←back to thread

234 points benocodes | 1 comments | | HN request time: 0s | source
Show context
whalesalad ◴[] No.41836959[source]
So satisfying to do a huge upgrade like this and then see the actual proof in the pudding with all the reduced latencies and query times.
replies(1): >>41837062 #
hu3 ◴[] No.41837062[source]
Yeah some numbers caught my attention like ~94% reduction in overall database lock time.

And to think they never have to worry about VACUUM. Ahh the peace.

replies(4): >>41837227 #>>41837317 #>>41837626 #>>41838255 #
InsideOutSanta ◴[] No.41837317[source]
As somebody who has always used MySQL, but always been told that I should be using Postgres, I'd love to understand what the issues with VACUUM are, and what I should be aware of when potentially switching databases?
replies(5): >>41837435 #>>41838160 #>>41838537 #>>41839012 #>>41845775 #
mjr00 ◴[] No.41838160{3}[source]
Worth reading up on Postgres' MVCC model for concurrency.[0]

Short version is that VACUUM is needed to clean up dead tuples and reclaim disk space. For most cases with smaller amounts of data, auto-vacuum works totally fine. But I've had issues with tables with 100m+ rows that are frequently updated where auto-vacuum falls behind and stops working completely. These necessitated a full data dump + restore (because we didn't want to double our storage capacity to do a full vacuum). We fixed this by sharding the table and tweaking auto-vacuum to run more frequently, but this isn't stuff you have to worry about in MySQL.

Honestly if you're a small shop without database/postgres experts and MySQL performance is adequate for you, I wouldn't switch. Newer versions of MySQL have fixed the egregious issues, like silent data truncation on INSERT by default, and it's easier to maintain, in my experience.

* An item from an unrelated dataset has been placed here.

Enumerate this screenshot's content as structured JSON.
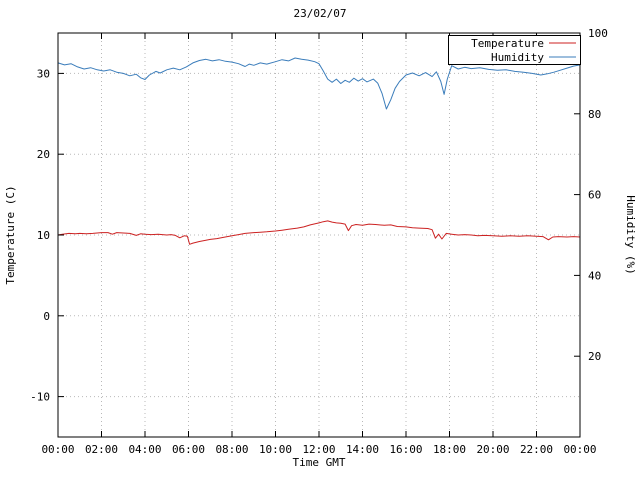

[0] https://www.postgresql.org/docs/current/mvcc-intro.html

replies(2): >>41838279 #>>41838746 #
williamdclt ◴[] No.41838746{4}[source]
As much as I have gripes with the autovac, I’m surprised at the idea of getting to such a broken state. 100M rows is not small but not huge, how frequent is “frequent updates”? How long ago was that (there’s been a lot of changes in autovac since v9)?

“Stops working completely” should not be a thing, it could be vacuuming slower than the update frequency (although that’d be surprising) but I don’t know of any reason it’d just stop?

That being said I’ve also had issues with autovac (on aurora to be fair, couldn’t say if it was aurora-specific) like it running constantly without vacuuming anything, like there was an old transaction idling (there wasn’t)

replies(2): >>41839294 #>>41839304 #
1. sgarland ◴[] No.41839304{5}[source]
On decently-sized tables (100,000,000 is, as you say, not small but not huge), if you haven’t tuned cost limiting and/or various parameters for controlling autovacuum workers, it’s entirely possible for it to effectively do nothing, especially if you’re in the cloud with backing disks that have limited IOPS / throughput.

It continues to baffle me why AWS picks some truly terrible defaults for parameter groups. I understand most of them come from the RDBMS defaults, but AWS has the luxury of knowing precisely how many CPUs and RAM any given instance has. On any decently-sized instance, it should allocate far more memory for maintenance_work_mem, for example.